- Newcastle Herald 29 August 1911
- Directed by: John Gavin
- Written by: Agnes Gavin
- Based on: play by Edward William O'Sullivan Arthur Wright from the novel by Arthur Wright
- Produced by: Herbert Finlay Stanley Crick
- Starring: John Gavin Agnes Gavin
- Cinematography: Herbert Finlay
- Production companies: Crick and Finlay
- Distributed by: Gaumont
- Release date: July 19, 1911;
- Running time: 4,000 feet or 3,000 feet
- Country: Australia
- Language: Silent film

= Keane of Kalgoorlie =

1911 silent film

Keane of Kalgoorlie, or a Story of the Sydney Cup is a 1911 Australian silent film set in the racing and gambling circles of Sydney, based on a popular play by Edward William O'Sullivan and Arthur Wright, adapted from the novel by Wright.

It was made by the husband and wife team of John and Agnes Gavin and is considered a lost film.

==Synopsis==
Sydney clerk Frank Keane is in love with Tess Moreton, who is desired by Gregory Harris. Keane farewells Tess at Circular Quay in order to go west to seek his fortune. Harris arranges with Harold Rose to send a telegram to Tess saying that Keane has married a Kalgoorlie barmaid. Tess believes this and marries Harris.

Ten years later, Keane and Tess meet again. Keane has become rich and wants to enter his horse in the Sydney Cup. He meets Harold Rose, who confesses the truth about falsifying the telegram, then shoots himself. Harris robs Rose's dead body and is spotted by a dosser, who blackmails him.

Tess overhears Harris and the blackmailer discussing a plan to abduct Keane's horse and prevent it from winning the race. With Tess' help, Keane ensures his horse wins the race. However, Harris then accuses him of the murder of Rose. However at a trial, a stolen watch proves his innocence, and Harris is arrested while Keane is freed. Harris kills himself and Keane and Tess get married.
==Cast==
- John Gavin as Frank Keane
- Agnes Gavin as Tess Murton
- Alf Scarlett
- Charles Woods as Dave Dyeball
- Mr. Mainsbridge, wife and daughter
- Charlie Lay
- John (“Fatty”) Harris
- Charles Wade

==Original novel==
The book was published in 1907 and was turned into a play the following year. See Keane of Kalgoorlie (novel)
==Film production==
Wright later said he suggested the story might make an ideal film to John Gavin, who specialised in making films about bushrangers, "believing that a racing film would be welcomed as a change... It would be a shame to mention the price offered [for rights to the play] and accepted, but as I thought the picture would enhance the sale of the book, as the drama had done, I had no kick comings." Wright said he was paid on an instalment plan.

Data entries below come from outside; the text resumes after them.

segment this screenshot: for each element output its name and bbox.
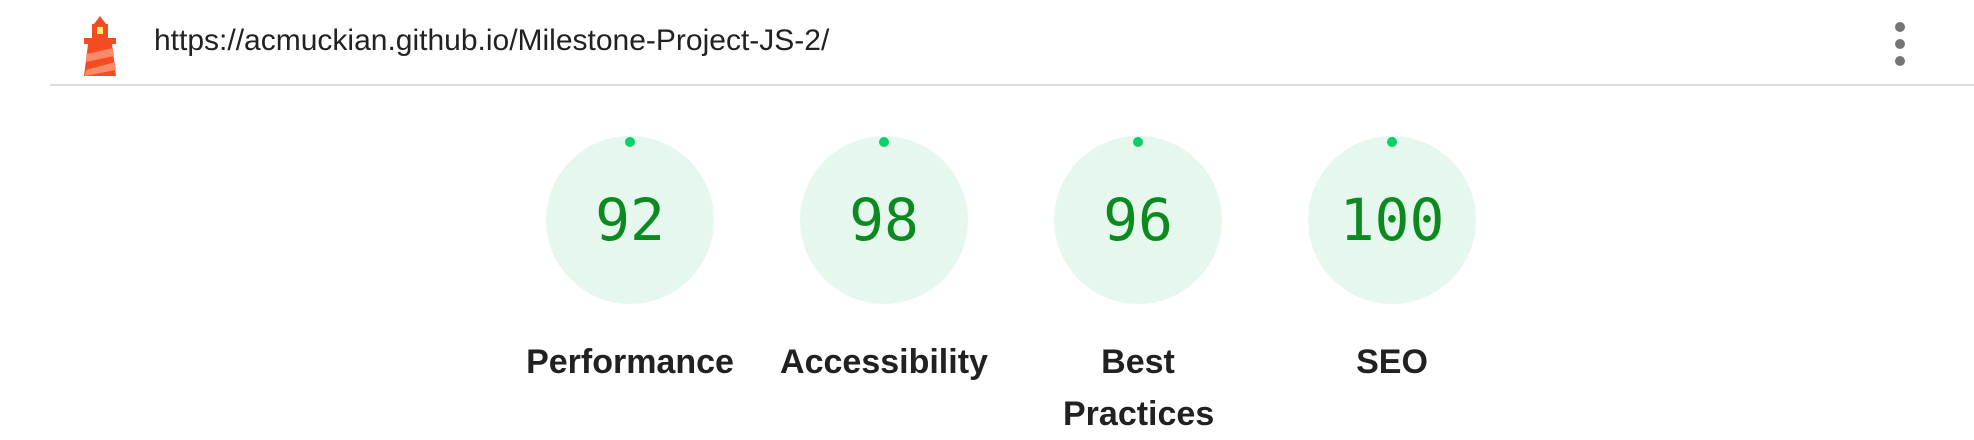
gauge-seo[interactable]: 100 SEO xyxy=(1282,130,1502,388)
gauge-score: 92 xyxy=(595,186,665,254)
gauge-performance[interactable]: 92 Performance xyxy=(520,130,740,388)
more-vertical-icon[interactable] xyxy=(1888,20,1912,68)
page-url: https://acmuckian.github.io/Milestone-Pr… xyxy=(154,24,830,57)
gauge-label: Performance xyxy=(526,343,734,381)
gauge-score: 96 xyxy=(1103,186,1173,254)
gauge-label: Accessibility xyxy=(780,343,988,381)
gauge-score: 98 xyxy=(849,186,919,254)
gauge-ring: 92 xyxy=(546,136,714,304)
gauge-accessibility[interactable]: 98 Accessibility xyxy=(774,130,994,388)
gauge-ring: 98 xyxy=(800,136,968,304)
lighthouse-logo xyxy=(84,16,116,76)
gauge-label: SEO xyxy=(1356,343,1428,381)
gauge-best-practices[interactable]: 96 Best Practices xyxy=(1028,130,1248,440)
gauge-ring: 96 xyxy=(1054,136,1222,304)
gauge-score: 100 xyxy=(1340,186,1445,254)
gauge-ring: 100 xyxy=(1308,136,1476,304)
report-header: https://acmuckian.github.io/Milestone-Pr… xyxy=(50,0,1974,86)
gauge-label: Best Practices xyxy=(1063,343,1215,433)
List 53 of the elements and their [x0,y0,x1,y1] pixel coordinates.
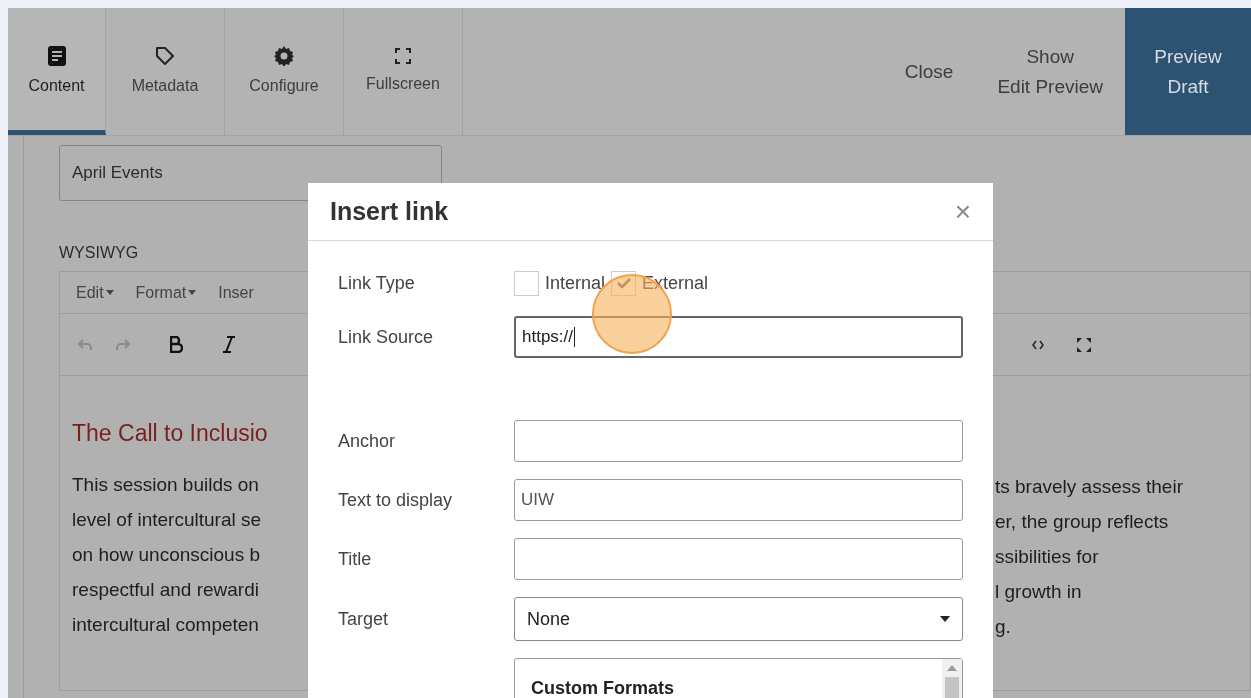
caret-icon [940,616,950,622]
input-field[interactable]: https:// [514,316,963,358]
tab[interactable]: Metadata [106,8,225,135]
field-label: Link Source [338,325,435,349]
gear-icon [274,45,294,66]
input-field[interactable] [514,420,963,462]
code-icon[interactable] [1032,339,1044,350]
content-heading: The Call to Inclusio [72,419,268,448]
checkbox[interactable] [611,270,637,296]
field-label: Target [338,607,390,631]
close-button[interactable]: × [954,197,971,226]
checkbox[interactable] [514,270,539,296]
field-label: Link Type [338,271,416,295]
scroll-up-icon[interactable] [947,665,957,671]
field-label: Title [338,547,373,571]
input-field[interactable]: UIW [514,479,963,521]
tag-icon [155,45,175,66]
option-label: Internal [545,271,606,295]
redo-icon[interactable] [116,338,130,351]
field-label: Text to display [338,488,454,512]
target-select[interactable]: None [514,597,963,641]
toolbar-button[interactable]: Show Edit Preview [977,8,1123,135]
caret-icon [105,290,114,295]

On 12 April 1911 it was announced the book "has been adapted for picture purposes" and "is being acted by Mr. J. F. Gavin — who has secured the rights to the picture drama— and his Australian company, headed by Agnes Gavin. Messrs. Crick and Finlay, cinematoraphers... are to manufacture the film."

There are sequences involving a boxing match and game of two-up, and the climax has Keane winning the Sydney Cup. During shooting racing authorities would not allow Randwick Racecourse to be used, so footage of a race in Western Australia, the Perth Cup, was used instead.

Wright claimed "Mob scenes did not cost a great deal" with extras for the two up school obtained by scouring by ways "and a crowd secured willing to act for the fun of the thing."The two up scene was shot on Castlereagh St near Market St with comic Dick Davis handling the extras.

In 1927 Wright wrote "well known actors of the rank and file of those days filled the minor characters. Of those seen in the “still” of the doss-house scene at least two are long since dead."

Authorities also refused permission to film at Darlinghurst Gaol, location for an important scene where the hero is released from prison. In order to get the shot, Gavin snuck into the prison along with tradesmen, then was filmed by his crew when exiting. Gavin also "stole" a shot involving Keane greeting a real-life well known barrister, "Charlie" Wade, without the barrister's knowledge.

==Reception==
According to Arthur Wright, the film was released to "big business":
Wherever it was shown, box-office returns were a record for the times (prices 6d. and 3d. mostly). It packed the big tent show run, by the Mclntyres at North Sydney, where it was extensively advertised as 'A great Australian sporting story by Nat Gould.' This, of course, in my modesty, I objected to, and dodgers were sent out with a correction, and the lecturer, Mr. Woods, who played the part of Dave Dyeball, the Domain Dosser, in the picture, apologised for the mistake; and made a eulogistic reference to the 'young Australian author' who was really responsible. Yes, someone made money out of 'K of K', and there should be money to be made again under the altered conditions with a talkie, with the racecourse as a background. The author gained but little from his offspring, except experience and a measure of amusement from participation in what was a new diversion.
"The film made money for someone" he also wrote. " It was shown for months throughout the State."